AcademyProbability
Academy
Bayes Theorem
Level 1 - Math II (Physics) topic page in Probability.
Principle
Bayes theorem reverses conditional probability. It updates a prior belief about a hypothesis after an observation is made.
Notation
\(H\)
hypothesis event
\(B\)
observed evidence event
\(P(H)\)
prior probability of the hypothesis before observing B
\(P(B|H)\)
likelihood: probability of the evidence if H is true
\(P(B)\)
evidence probability: total probability of observing B
\(P(H|B)\)
posterior probability of H after observing B
\(E_1,\ldots,E_n\)
partition events: exactly one of these cases occurs
Method
Derive Bayes theorem
Use the multiplication rule one way
\[P(H\cap B)=P(H|B)P(B)\]
Use the multiplication rule the other way
\[P(H\cap B)=P(B|H)P(H)\]
Equate the same intersection
\[P(H|B)P(B)=P(B|H)P(H)\]
Divide by the evidence probability
\[P(H|B)=\frac{P(B|H)P(H)}{P(B)}\]
Use a partition for the denominator
If \(E_1,\ldots,E_n\) are exhaustive and non-overlapping cases, then the evidence can happen through any one of them.
Split the evidence
\[B=(B\cap E_1)\cup\cdots\cup(B\cap E_n)\]
Add disjoint pieces
\[P(B)=P(B\cap E_1)+\cdots+P(B\cap E_n)\]
Use multiplication rule
\[P(B)=P(B|E_1)P(E_1)+\cdots+P(B|E_n)P(E_n)\]
Summation form
\[P(B)=\sum_{i=1}^n P(B|E_i)P(E_i)\]
Rules
Bayes theorem
\[P(H|B)=\frac{P(B|H)P(H)}{P(B)}\]
Evidence from a partition
\[P(B)=\sum_{i=1}^n P(B|E_i)P(E_i)\]
Bayes with partition denominator
\[P(E_j|B)=\frac{P(B|E_j)P(E_j)}{\sum_{i=1}^n P(B|E_i)P(E_i)}\]
Examples
Question
A disease affects 1 percent of people.
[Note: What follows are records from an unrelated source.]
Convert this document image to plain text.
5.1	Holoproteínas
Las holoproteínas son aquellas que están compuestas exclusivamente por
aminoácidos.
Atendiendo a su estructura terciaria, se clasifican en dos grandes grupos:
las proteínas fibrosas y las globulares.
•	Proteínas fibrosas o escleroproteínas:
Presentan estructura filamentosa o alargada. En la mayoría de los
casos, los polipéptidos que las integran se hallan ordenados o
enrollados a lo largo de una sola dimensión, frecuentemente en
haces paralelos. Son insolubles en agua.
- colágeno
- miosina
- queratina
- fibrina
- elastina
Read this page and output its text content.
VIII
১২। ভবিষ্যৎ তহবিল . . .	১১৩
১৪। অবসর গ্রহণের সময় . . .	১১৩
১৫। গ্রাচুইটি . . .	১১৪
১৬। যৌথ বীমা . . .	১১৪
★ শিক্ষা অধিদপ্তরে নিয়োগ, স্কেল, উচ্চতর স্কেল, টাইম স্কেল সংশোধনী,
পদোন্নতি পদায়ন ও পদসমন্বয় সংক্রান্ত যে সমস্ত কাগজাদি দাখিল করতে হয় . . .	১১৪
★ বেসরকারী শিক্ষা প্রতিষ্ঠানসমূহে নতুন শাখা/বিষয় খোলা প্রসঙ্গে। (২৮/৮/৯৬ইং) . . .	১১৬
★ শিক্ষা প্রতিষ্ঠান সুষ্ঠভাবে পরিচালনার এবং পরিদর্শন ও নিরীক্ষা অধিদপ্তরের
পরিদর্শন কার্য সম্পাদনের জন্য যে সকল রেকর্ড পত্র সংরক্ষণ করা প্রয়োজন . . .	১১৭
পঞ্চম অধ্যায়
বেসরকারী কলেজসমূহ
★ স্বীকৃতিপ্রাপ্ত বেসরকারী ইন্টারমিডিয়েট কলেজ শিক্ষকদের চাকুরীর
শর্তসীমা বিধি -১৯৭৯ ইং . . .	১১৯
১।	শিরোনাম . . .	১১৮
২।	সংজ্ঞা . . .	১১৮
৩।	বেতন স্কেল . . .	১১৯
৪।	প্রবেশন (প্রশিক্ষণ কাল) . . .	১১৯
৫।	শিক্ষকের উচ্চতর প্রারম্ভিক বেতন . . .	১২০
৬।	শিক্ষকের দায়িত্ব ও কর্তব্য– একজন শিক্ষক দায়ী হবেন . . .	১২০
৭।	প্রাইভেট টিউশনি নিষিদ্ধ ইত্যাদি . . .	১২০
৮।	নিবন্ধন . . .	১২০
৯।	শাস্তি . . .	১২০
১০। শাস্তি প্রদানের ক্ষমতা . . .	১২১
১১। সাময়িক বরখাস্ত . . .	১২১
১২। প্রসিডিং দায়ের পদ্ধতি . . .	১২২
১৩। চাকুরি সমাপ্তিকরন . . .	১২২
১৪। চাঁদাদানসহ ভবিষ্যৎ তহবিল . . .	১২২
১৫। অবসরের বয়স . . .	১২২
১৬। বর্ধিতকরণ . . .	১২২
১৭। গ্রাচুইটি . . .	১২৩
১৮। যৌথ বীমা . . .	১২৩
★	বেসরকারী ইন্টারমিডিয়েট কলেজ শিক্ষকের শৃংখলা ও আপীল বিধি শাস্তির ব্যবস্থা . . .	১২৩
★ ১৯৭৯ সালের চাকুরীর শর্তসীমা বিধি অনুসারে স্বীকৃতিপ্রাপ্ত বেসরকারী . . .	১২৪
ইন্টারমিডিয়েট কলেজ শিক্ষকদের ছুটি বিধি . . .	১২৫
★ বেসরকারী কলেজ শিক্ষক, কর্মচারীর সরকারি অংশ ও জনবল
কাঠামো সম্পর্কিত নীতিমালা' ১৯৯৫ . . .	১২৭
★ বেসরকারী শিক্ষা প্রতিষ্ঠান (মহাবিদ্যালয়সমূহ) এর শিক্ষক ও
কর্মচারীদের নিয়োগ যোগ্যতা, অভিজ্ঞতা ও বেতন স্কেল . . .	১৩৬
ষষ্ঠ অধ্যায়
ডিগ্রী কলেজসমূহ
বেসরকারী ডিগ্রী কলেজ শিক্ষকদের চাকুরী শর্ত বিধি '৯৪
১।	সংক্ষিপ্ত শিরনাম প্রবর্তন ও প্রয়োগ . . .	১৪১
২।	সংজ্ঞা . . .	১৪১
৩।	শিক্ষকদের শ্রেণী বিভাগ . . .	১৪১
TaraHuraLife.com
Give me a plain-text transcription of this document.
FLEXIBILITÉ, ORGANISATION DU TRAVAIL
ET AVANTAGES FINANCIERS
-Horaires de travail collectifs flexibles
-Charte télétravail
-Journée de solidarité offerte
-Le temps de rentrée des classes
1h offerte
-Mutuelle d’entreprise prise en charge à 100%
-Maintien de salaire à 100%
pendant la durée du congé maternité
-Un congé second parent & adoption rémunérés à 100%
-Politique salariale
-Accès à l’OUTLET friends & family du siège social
A test is positive with probability 0.99 if diseased and 0.05 if not diseased. Find the probability of disease given a positive test.
Answer
Let \(D\) be disease and \(T\) be positive. The denominator includes true positives and false positives:
\[P(D|T)=\frac{0.99\cdot0.01}{0.99\cdot0.01+0.05\cdot0.99}=\frac{0.0099}{0.0594}=\frac{1}{6}.\]
Checks
- The denominator must include all ways the observation can happen.
- A high likelihood does not guarantee a high posterior when the prior is small.
- Posterior probabilities across all partition hypotheses should add to \(1\).
- Bayes theorem reverses conditioning; it does not say \(P(H|B)=P(B|H)\).